いえ、まあ、芭蕉の捌きの手腕に、あらためて尊敬の念を深めた、と、云っておきましょう。
初折の裏八句目です。
あつ風呂ずきの宵/\の月 凡兆
│あつぶろずきの│よいよいのつき│
季節は「月」で、秋です。(月の定座)
難解なコトバはないですよね。平易な句ですね。
前句と合わせて、
7)金鍔と人によばるゝ身のやすさ 蕉
8) あつ風呂ずきの宵/\の月 兆
意訳すると、
世間の人から、主君の信任あつい金鍔さまと呼ばれる身の、なんと安泰なことよ。
熱風呂好きな彼の人は、宵ごとの月を賞味している。
でしょうか。
芭蕉の恋離れに応じて、月が出ました。この歌仙では、この句が月の定座ということになります。以心伝心、打てば響くような応答ですね。

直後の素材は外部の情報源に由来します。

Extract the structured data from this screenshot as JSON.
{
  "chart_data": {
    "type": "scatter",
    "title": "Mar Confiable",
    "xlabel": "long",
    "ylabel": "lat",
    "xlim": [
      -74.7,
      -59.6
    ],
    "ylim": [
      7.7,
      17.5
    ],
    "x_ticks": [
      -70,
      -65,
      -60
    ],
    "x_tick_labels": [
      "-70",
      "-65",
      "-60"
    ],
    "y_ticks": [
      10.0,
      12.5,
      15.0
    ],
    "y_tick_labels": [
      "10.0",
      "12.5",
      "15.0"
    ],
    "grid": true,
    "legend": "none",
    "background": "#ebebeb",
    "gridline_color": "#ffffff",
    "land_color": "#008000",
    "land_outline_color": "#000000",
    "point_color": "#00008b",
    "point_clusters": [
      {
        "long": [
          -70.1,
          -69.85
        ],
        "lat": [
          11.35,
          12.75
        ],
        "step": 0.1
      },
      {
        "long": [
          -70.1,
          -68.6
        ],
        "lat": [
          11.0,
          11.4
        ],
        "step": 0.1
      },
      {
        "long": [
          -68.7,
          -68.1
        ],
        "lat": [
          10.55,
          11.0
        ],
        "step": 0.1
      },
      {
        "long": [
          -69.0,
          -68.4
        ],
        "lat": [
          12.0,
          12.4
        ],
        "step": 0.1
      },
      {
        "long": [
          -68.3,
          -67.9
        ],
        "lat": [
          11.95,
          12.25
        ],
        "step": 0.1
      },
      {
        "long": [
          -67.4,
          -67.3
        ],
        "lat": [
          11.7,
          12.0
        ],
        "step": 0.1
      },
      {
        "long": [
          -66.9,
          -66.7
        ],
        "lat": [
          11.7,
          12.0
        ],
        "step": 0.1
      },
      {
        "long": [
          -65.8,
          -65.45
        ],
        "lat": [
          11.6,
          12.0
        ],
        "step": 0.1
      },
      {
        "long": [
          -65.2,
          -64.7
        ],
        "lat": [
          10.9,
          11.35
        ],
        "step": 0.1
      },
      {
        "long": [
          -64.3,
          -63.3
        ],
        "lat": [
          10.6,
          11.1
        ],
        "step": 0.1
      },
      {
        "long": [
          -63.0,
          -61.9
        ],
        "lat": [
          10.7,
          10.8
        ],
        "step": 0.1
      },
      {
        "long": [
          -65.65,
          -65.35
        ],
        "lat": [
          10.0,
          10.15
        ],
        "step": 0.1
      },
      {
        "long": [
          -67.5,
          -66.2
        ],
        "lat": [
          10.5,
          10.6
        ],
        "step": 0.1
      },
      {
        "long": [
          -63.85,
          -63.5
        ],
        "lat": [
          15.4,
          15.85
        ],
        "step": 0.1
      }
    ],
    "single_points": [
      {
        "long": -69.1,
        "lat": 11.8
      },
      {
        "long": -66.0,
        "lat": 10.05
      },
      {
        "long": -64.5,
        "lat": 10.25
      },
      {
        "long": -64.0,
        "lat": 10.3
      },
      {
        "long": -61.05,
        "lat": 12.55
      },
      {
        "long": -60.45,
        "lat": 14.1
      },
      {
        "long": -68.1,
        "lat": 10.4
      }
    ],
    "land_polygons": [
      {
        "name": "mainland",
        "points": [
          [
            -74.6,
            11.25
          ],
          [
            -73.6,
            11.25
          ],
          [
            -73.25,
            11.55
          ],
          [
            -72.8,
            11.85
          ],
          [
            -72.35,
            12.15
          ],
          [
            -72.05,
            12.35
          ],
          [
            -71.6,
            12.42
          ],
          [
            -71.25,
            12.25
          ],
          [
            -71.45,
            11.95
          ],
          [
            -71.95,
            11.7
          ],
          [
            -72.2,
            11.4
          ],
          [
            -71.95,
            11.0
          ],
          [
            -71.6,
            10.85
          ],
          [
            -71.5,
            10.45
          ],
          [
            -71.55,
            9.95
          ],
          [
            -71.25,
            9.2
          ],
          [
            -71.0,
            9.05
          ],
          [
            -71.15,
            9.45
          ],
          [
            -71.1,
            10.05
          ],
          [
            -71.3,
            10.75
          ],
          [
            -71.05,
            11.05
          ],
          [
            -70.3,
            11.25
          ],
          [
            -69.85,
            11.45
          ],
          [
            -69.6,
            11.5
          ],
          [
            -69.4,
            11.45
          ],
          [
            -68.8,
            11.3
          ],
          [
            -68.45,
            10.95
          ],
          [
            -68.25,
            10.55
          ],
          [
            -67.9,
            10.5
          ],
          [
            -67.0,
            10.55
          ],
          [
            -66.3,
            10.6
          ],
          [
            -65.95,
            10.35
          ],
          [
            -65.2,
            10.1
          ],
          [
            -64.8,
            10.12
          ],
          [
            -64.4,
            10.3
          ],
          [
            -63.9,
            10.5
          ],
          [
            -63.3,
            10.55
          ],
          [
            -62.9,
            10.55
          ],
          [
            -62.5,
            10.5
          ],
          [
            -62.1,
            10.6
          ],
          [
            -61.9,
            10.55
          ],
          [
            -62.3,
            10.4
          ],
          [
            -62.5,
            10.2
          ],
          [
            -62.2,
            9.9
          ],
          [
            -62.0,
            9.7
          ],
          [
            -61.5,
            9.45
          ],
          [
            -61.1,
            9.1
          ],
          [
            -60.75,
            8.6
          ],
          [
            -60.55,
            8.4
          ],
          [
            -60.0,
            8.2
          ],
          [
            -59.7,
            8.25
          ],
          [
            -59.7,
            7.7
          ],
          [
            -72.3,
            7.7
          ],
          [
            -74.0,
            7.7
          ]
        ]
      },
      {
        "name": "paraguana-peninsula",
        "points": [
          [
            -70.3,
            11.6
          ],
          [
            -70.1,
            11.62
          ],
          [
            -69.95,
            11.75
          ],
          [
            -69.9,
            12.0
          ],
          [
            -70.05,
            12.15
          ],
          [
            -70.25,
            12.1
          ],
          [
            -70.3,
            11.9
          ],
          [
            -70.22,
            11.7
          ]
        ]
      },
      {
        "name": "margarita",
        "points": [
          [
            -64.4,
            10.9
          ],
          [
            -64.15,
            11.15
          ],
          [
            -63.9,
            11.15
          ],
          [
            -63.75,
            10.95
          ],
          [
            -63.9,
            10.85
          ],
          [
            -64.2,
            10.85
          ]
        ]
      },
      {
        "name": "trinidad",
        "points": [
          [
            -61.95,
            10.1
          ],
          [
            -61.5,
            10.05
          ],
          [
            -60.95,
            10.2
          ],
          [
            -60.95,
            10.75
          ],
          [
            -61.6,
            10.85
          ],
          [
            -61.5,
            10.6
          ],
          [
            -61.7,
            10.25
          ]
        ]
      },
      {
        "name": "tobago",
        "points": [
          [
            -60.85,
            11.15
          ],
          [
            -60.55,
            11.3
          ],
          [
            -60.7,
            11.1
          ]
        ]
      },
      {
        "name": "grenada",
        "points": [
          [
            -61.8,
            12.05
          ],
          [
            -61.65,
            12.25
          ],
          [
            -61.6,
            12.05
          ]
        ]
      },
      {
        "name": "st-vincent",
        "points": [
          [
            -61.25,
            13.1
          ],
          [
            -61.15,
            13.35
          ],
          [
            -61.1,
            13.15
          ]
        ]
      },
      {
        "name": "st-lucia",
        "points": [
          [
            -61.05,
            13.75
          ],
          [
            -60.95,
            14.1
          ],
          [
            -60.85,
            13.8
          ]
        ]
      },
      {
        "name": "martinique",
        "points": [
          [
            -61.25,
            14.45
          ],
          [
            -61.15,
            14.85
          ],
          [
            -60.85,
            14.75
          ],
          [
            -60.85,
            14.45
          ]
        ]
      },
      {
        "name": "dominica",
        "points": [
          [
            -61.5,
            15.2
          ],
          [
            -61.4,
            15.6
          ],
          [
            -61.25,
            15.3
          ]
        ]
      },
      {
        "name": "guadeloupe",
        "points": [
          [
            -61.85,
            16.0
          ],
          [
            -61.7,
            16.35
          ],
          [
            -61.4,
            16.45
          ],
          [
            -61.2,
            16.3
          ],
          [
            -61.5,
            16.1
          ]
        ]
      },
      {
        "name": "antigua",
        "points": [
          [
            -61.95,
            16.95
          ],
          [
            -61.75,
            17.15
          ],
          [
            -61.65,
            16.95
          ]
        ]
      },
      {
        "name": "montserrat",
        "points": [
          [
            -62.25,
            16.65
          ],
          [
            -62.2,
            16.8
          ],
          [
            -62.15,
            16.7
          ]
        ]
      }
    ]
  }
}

凡兆は「金鍔と人によばるゝ身のやすさ」の、とくに「身のやすさ」から、好きな熱風呂に夜毎つかって、宵々の月を賞味するような、余裕綽々たる人物を登場させたのでしょう。軽々とした付けです。
7)金鍔と人によばるゝ身のやすさ 蕉
6) 迎せはしき殿よりのふみ 来
から、
7)金鍔と人によばるゝ身のやすさ 蕉
8) あつ風呂ずきの宵/\の月 兆
への展開です。
恋を勢いづかせるだけの去来の句をフォローして、恋離れの句を付けた芭蕉。凡兆の月の句を呼び込んで、月の定座を成立させた芭蕉。
森川許六著『宇陀法師(うだのほうし)』に、芭蕉のコトバ「発句は門人の中予にをとらぬ句する人多し。俳諧におゐては老翁が骨髄」が、あります。
発句については、私の門人の中にも私に劣らぬ句を詠む人は多い。しかし俳諧(俳諧連歌)においては老翁の骨髄、つまり私の真骨頂とするところである。
俳諧連歌の全体に目を配り、ときにみずから介入してコントロールすることを「捌く」と云いますが、俳諧における芭蕉の捌きは、まさに彼の骨髄・真骨頂です。
音楽で云えば、名指揮者。映画で云えば、名プロデューサー兼名監督と云えるでしょう。
それも、他の追随を許さぬ俳諧史上最高の捌き手だったのです。
人口に膾炙した彼の発句(俳句)もたしかに名句ばかりですが、彼の真価は、当座での俳諧の捌きを核とした俳諧の企画・演出・製作にあるのです。
そういう芭蕉の天才に応答する門人たちもまた、非凡ではあるのですけどね。
この歌仙は、彼ら豪華なオールスターキャストによる、揃い踏みなんですねぇ。